You start believing the lie that safety = success. That if you just avoid mistakes, avoid rejection, avoid looking foolish, everything will work out. But what actually happens? You shrink. Your dreams get smaller. Your confidence weakens. Your potential sits there, untapped, while you tell yourself, maybe next year.
But next year turns into five. Five turns into ten. And suddenly, you realize that playing it safe didn’t protect you—it robbed you.
It stole time.
It stole experiences.
It stole the life you were meant to live.
And at the end of the day, you have to ask yourself: Do I want to be the woman who tiptoed safely through life… or the one who actually lived?
Because you can’t have both.
Your New Definition of Safety
You’re no stranger to risk. I feel sure you’ve taken leaps before – just not without a parachute.
You’ve made moves, but they were calculated. Thought out. You did your research, gathered the data, and made sure the odds were in your favor before you stepped forward. You’ve built a life on smart decisions. And that’s gotten you far.
But what about the bigger leap? The one that doesn’t come with guarantees? The one that asks you to trust yourself beyond what you can prove on paper?
Real safety isn’t found in controlling every variable.

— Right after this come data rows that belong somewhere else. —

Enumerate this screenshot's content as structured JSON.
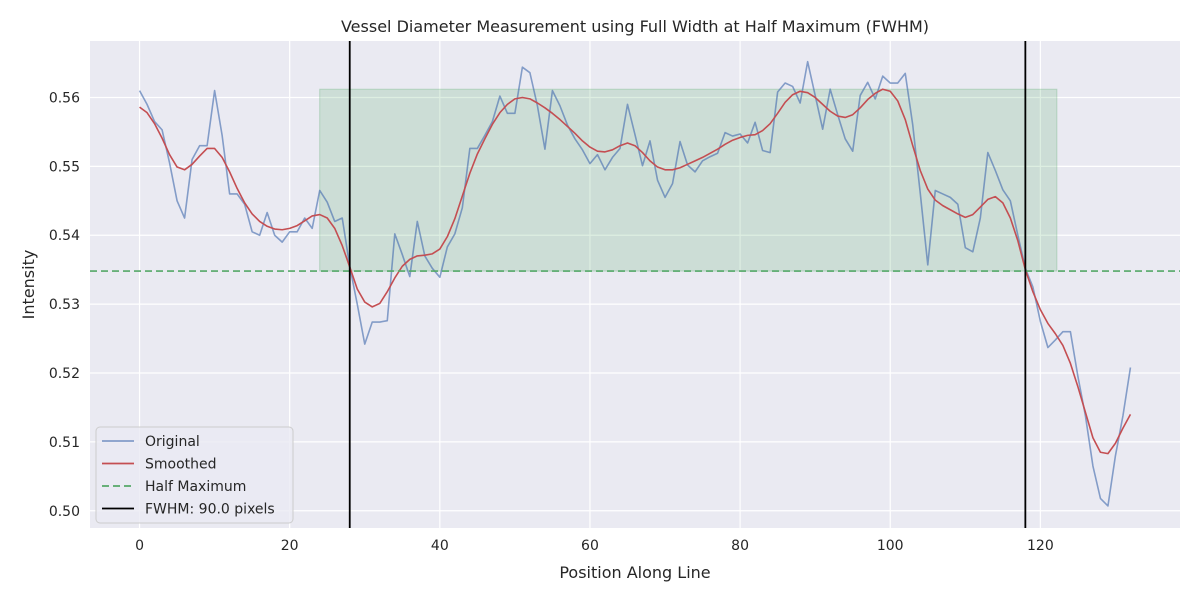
{
  "chart_data": {
    "type": "line",
    "title": "Vessel Diameter Measurement using Full Width at Half Maximum (FWHM)",
    "xlabel": "Position Along Line",
    "ylabel": "Intensity",
    "xlim": [
      -6.6,
      138.6
    ],
    "ylim": [
      0.4975,
      0.5682
    ],
    "xticks": [
      0,
      20,
      40,
      60,
      80,
      100,
      120
    ],
    "yticks": [
      0.5,
      0.51,
      0.52,
      0.53,
      0.54,
      0.55,
      0.56
    ],
    "xtick_labels": [
      "0",
      "20",
      "40",
      "60",
      "80",
      "100",
      "120"
    ],
    "ytick_labels": [
      "0.50",
      "0.51",
      "0.52",
      "0.53",
      "0.54",
      "0.55",
      "0.56"
    ],
    "grid": true,
    "legend_position": "lower-left",
    "series": [
      {
        "name": "Original",
        "color": "#4c72b0",
        "x": [
          0,
          1,
          2,
          3,
          4,
          5,
          6,
          7,
          8,
          9,
          10,
          11,
          12,
          13,
          14,
          15,
          16,
          17,
          18,
          19,
          20,
          21,
          22,
          23,
          24,
          25,
          26,
          27,
          28,
          29,
          30,
          31,
          32,
          33,
          34,
          35,
          36,
          37,
          38,
          39,
          40,
          41,
          42,
          43,
          44,
          45,
          46,
          47,
          48,
          49,
          50,
          51,
          52,
          53,
          54,
          55,
          56,
          57,
          58,
          59,
          60,
          61,
          62,
          63,
          64,
          65,
          66,
          67,
          68,
          69,
          70,
          71,
          72,
          73,
          74,
          75,
          76,
          77,
          78,
          79,
          80,
          81,
          82,
          83,
          84,
          85,
          86,
          87,
          88,
          89,
          90,
          91,
          92,
          93,
          94,
          95,
          96,
          97,
          98,
          99,
          100,
          101,
          102,
          103,
          104,
          105,
          106,
          107,
          108,
          109,
          110,
          111,
          112,
          113,
          114,
          115,
          116,
          117,
          118,
          119,
          120,
          121,
          122,
          123,
          124,
          125,
          126,
          127,
          128,
          129,
          130,
          131,
          132
        ],
        "y": [
          0.561,
          0.559,
          0.5565,
          0.5553,
          0.5505,
          0.545,
          0.5425,
          0.551,
          0.553,
          0.553,
          0.561,
          0.5545,
          0.546,
          0.546,
          0.5445,
          0.5405,
          0.54,
          0.5433,
          0.54,
          0.539,
          0.5405,
          0.5405,
          0.5425,
          0.541,
          0.5465,
          0.5448,
          0.542,
          0.5425,
          0.5355,
          0.53,
          0.5242,
          0.5274,
          0.5274,
          0.5276,
          0.5402,
          0.5372,
          0.534,
          0.542,
          0.537,
          0.5352,
          0.5339,
          0.5383,
          0.5402,
          0.544,
          0.5526,
          0.5526,
          0.5545,
          0.5565,
          0.5602,
          0.5577,
          0.5577,
          0.5644,
          0.5636,
          0.5588,
          0.5525,
          0.561,
          0.5588,
          0.556,
          0.554,
          0.5524,
          0.5504,
          0.5517,
          0.5495,
          0.5513,
          0.5526,
          0.559,
          0.5546,
          0.5501,
          0.5537,
          0.548,
          0.5455,
          0.5475,
          0.5536,
          0.5502,
          0.5492,
          0.5508,
          0.5514,
          0.5519,
          0.5549,
          0.5544,
          0.5547,
          0.5534,
          0.5564,
          0.5523,
          0.552,
          0.5608,
          0.5621,
          0.5616,
          0.5592,
          0.5652,
          0.5603,
          0.5554,
          0.5612,
          0.5575,
          0.554,
          0.5522,
          0.5603,
          0.5622,
          0.5598,
          0.5631,
          0.5621,
          0.5621,
          0.5635,
          0.556,
          0.5461,
          0.5357,
          0.5465,
          0.546,
          0.5455,
          0.5445,
          0.5382,
          0.5376,
          0.5425,
          0.552,
          0.5494,
          0.5466,
          0.545,
          0.54,
          0.5352,
          0.5325,
          0.5275,
          0.5237,
          0.5248,
          0.526,
          0.526,
          0.5195,
          0.5138,
          0.5065,
          0.5018,
          0.5007,
          0.508,
          0.5138,
          0.5208
        ]
      },
      {
        "name": "Smoothed",
        "color": "#c44e52",
        "x": [
          0,
          1,
          2,
          3,
          4,
          5,
          6,
          7,
          8,
          9,
          10,
          11,
          12,
          13,
          14,
          15,
          16,
          17,
          18,
          19,
          20,
          21,
          22,
          23,
          24,
          25,
          26,
          27,
          28,
          29,
          30,
          31,
          32,
          33,
          34,
          35,
          36,
          37,
          38,
          39,
          40,
          41,
          42,
          43,
          44,
          45,
          46,
          47,
          48,
          49,
          50,
          51,
          52,
          53,
          54,
          55,
          56,
          57,
          58,
          59,
          60,
          61,
          62,
          63,
          64,
          65,
          66,
          67,
          68,
          69,
          70,
          71,
          72,
          73,
          74,
          75,
          76,
          77,
          78,
          79,
          80,
          81,
          82,
          83,
          84,
          85,
          86,
          87,
          88,
          89,
          90,
          91,
          92,
          93,
          94,
          95,
          96,
          97,
          98,
          99,
          100,
          101,
          102,
          103,
          104,
          105,
          106,
          107,
          108,
          109,
          110,
          111,
          112,
          113,
          114,
          115,
          116,
          117,
          118,
          119,
          120,
          121,
          122,
          123,
          124,
          125,
          126,
          127,
          128,
          129,
          130,
          131,
          132
        ],
        "y": [
          0.5586,
          0.5578,
          0.5562,
          0.5541,
          0.5517,
          0.5499,
          0.5495,
          0.5503,
          0.5515,
          0.5526,
          0.5526,
          0.5513,
          0.5492,
          0.5468,
          0.5447,
          0.5431,
          0.542,
          0.5413,
          0.5409,
          0.5408,
          0.541,
          0.5414,
          0.5421,
          0.5428,
          0.543,
          0.5425,
          0.541,
          0.5385,
          0.5354,
          0.5322,
          0.5303,
          0.5296,
          0.5301,
          0.5318,
          0.5338,
          0.5355,
          0.5365,
          0.537,
          0.5371,
          0.5373,
          0.538,
          0.5398,
          0.5424,
          0.5457,
          0.549,
          0.5518,
          0.554,
          0.5561,
          0.5578,
          0.559,
          0.5598,
          0.56,
          0.5598,
          0.5592,
          0.5585,
          0.5577,
          0.5568,
          0.5558,
          0.5548,
          0.5537,
          0.5528,
          0.5522,
          0.5521,
          0.5524,
          0.553,
          0.5534,
          0.553,
          0.552,
          0.5508,
          0.5499,
          0.5495,
          0.5495,
          0.5498,
          0.5503,
          0.5508,
          0.5513,
          0.5519,
          0.5525,
          0.5532,
          0.5538,
          0.5542,
          0.5545,
          0.5546,
          0.5552,
          0.5562,
          0.5577,
          0.5593,
          0.5604,
          0.5609,
          0.5607,
          0.56,
          0.559,
          0.558,
          0.5573,
          0.5571,
          0.5575,
          0.5585,
          0.5597,
          0.5606,
          0.5612,
          0.5609,
          0.5595,
          0.5568,
          0.553,
          0.5494,
          0.5467,
          0.5451,
          0.5443,
          0.5437,
          0.5431,
          0.5426,
          0.543,
          0.5441,
          0.5452,
          0.5456,
          0.5447,
          0.5425,
          0.5392,
          0.535,
          0.5318,
          0.5292,
          0.5272,
          0.5257,
          0.524,
          0.5214,
          0.518,
          0.5143,
          0.5106,
          0.5085,
          0.5083,
          0.5098,
          0.512,
          0.514
        ]
      },
      {
        "name": "Half Maximum",
        "color": "#55a868",
        "style": "dashed",
        "y": 0.5348
      },
      {
        "name": "FWHM: 90.0 pixels",
        "color": "#000000",
        "style": "vertical-lines",
        "x": [
          28,
          118
        ]
      }
    ],
    "shaded_region": {
      "x": [
        24,
        122.2
      ],
      "y": [
        0.5348,
        0.5612
      ],
      "color": "#55a868",
      "opacity": 0.2
    }
  }
}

It’s found in knowing that you can handle whatever happens next.
- Safety isn’t avoiding failure – it’s trusting that failure won’t break you.
- Safety isn’t waiting until you have all the answers – it’s knowing you’ll figure things out as you go.
- Safety isn’t never feeling afraid – it’s learning that fear doesn’t mean stop. It just means stretch.
The next level of your life? The version of you that is bold, magnetic, fully alive? She doesn’t wait until she feels safe. She creates her own safety – by taking action, by proving to herself that she is stronger than her fears, and by stepping into the unknown before she feels ready.
So let me ask you:
Are you ready to stop waiting for certainty and start trusting yourself instead?
Because your future isn’t waiting for you to feel ready. It’s waiting for you to decide.